Following Sri Lanka's independence the building was used as the Galle Town Hall. The first meeting of the Galle Municipal Council was held on 26 April 1967 at the Galle Kachcheri building. Over the years, the space inside the original building became too small for its new function. The verandahs, as well as parts of the colonnades, were filled with offices. In 2003 the offices were relocated to sites outside Galle fort.

In 2006 the International Council on Monuments and Sites (ICOMOS), with funding from American Express and the World Monuments Fund (WMF) commenced conservation and restoration works to the roof, walls, windows and other architectural details, as well as updating the building's sewage system. These works continued until December 2009 when water seepage caused a portion of the two-story building and colonnade to collapse. The restoration works were subsequently completed in March 2011.

In 2014, the building was converted into a shopping and dining precinct, with the historic architecture having been preserved. The renovation and conversion works was carried out by the Urban Development Authority with the assistance of the 10th Engineering Regiment of the Sri Lankan Army.

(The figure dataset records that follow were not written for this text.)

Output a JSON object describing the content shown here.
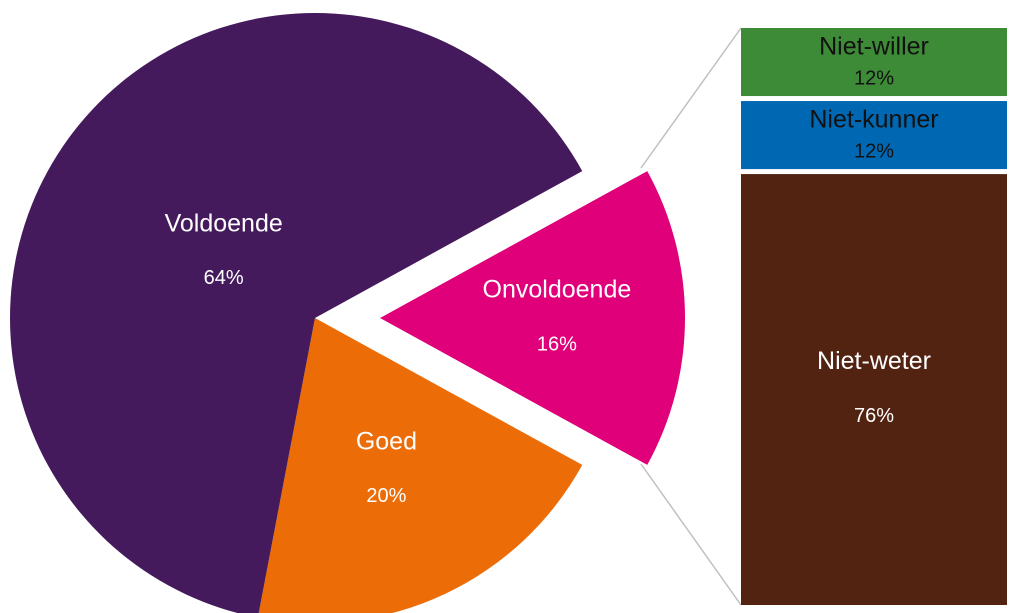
{
  "chart_data": [
    {
      "type": "pie",
      "categories": [
        "Onvoldoende",
        "Goed",
        "Voldoende"
      ],
      "values": [
        16,
        20,
        64
      ],
      "value_labels": [
        "16%",
        "20%",
        "64%"
      ],
      "colors": [
        "#e0007a",
        "#ec6c08",
        "#441a5c"
      ]
    },
    {
      "type": "bar",
      "categories": [
        "Niet-willer",
        "Niet-kunner",
        "Niet-weter"
      ],
      "values": [
        12,
        12,
        76
      ],
      "value_labels": [
        "12%",
        "12%",
        "76%"
      ],
      "colors": [
        "#3d8a37",
        "#0067b2",
        "#532312"
      ]
    }
  ]
}
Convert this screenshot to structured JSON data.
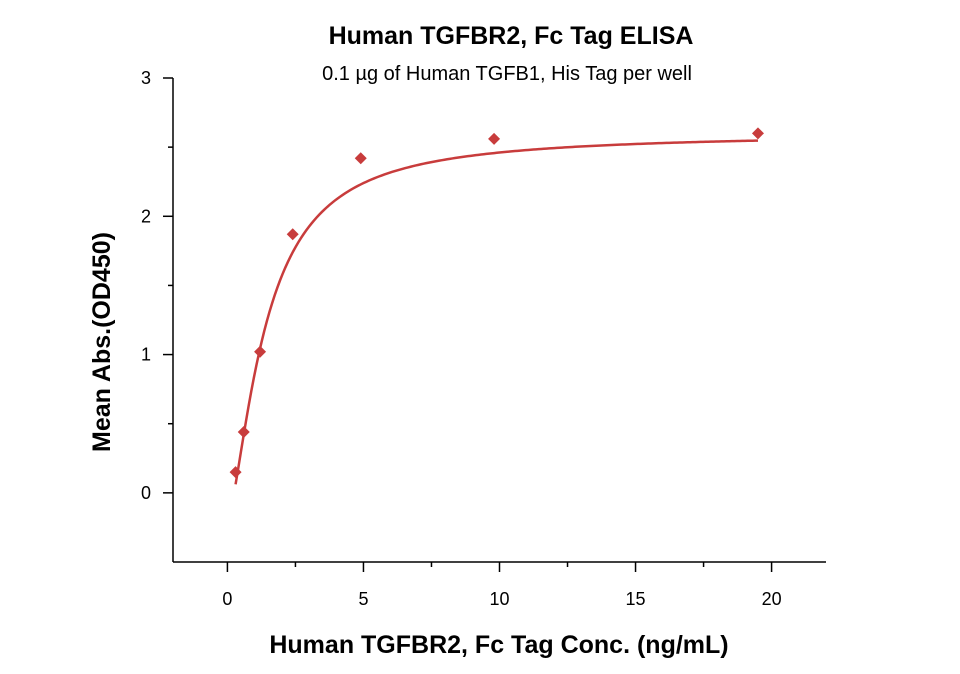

The complex was formally opened by President of Sri Lanka, Mahinda Rajapaksa on 20 September 2014.

== Architecture ==
The building reflects seventeenth-century Dutch colonial architecture.

The building is designed to keep out the heat and humidity and provide a comfortable environment within. Like many Dutch buildings of the era, the walls are 50 cm thick. The structure features massive teak beams. The upper floor can be reached with a wooden staircase. The upper storey has a wooden floor. Long open verandahs run along the length of each wing of the building.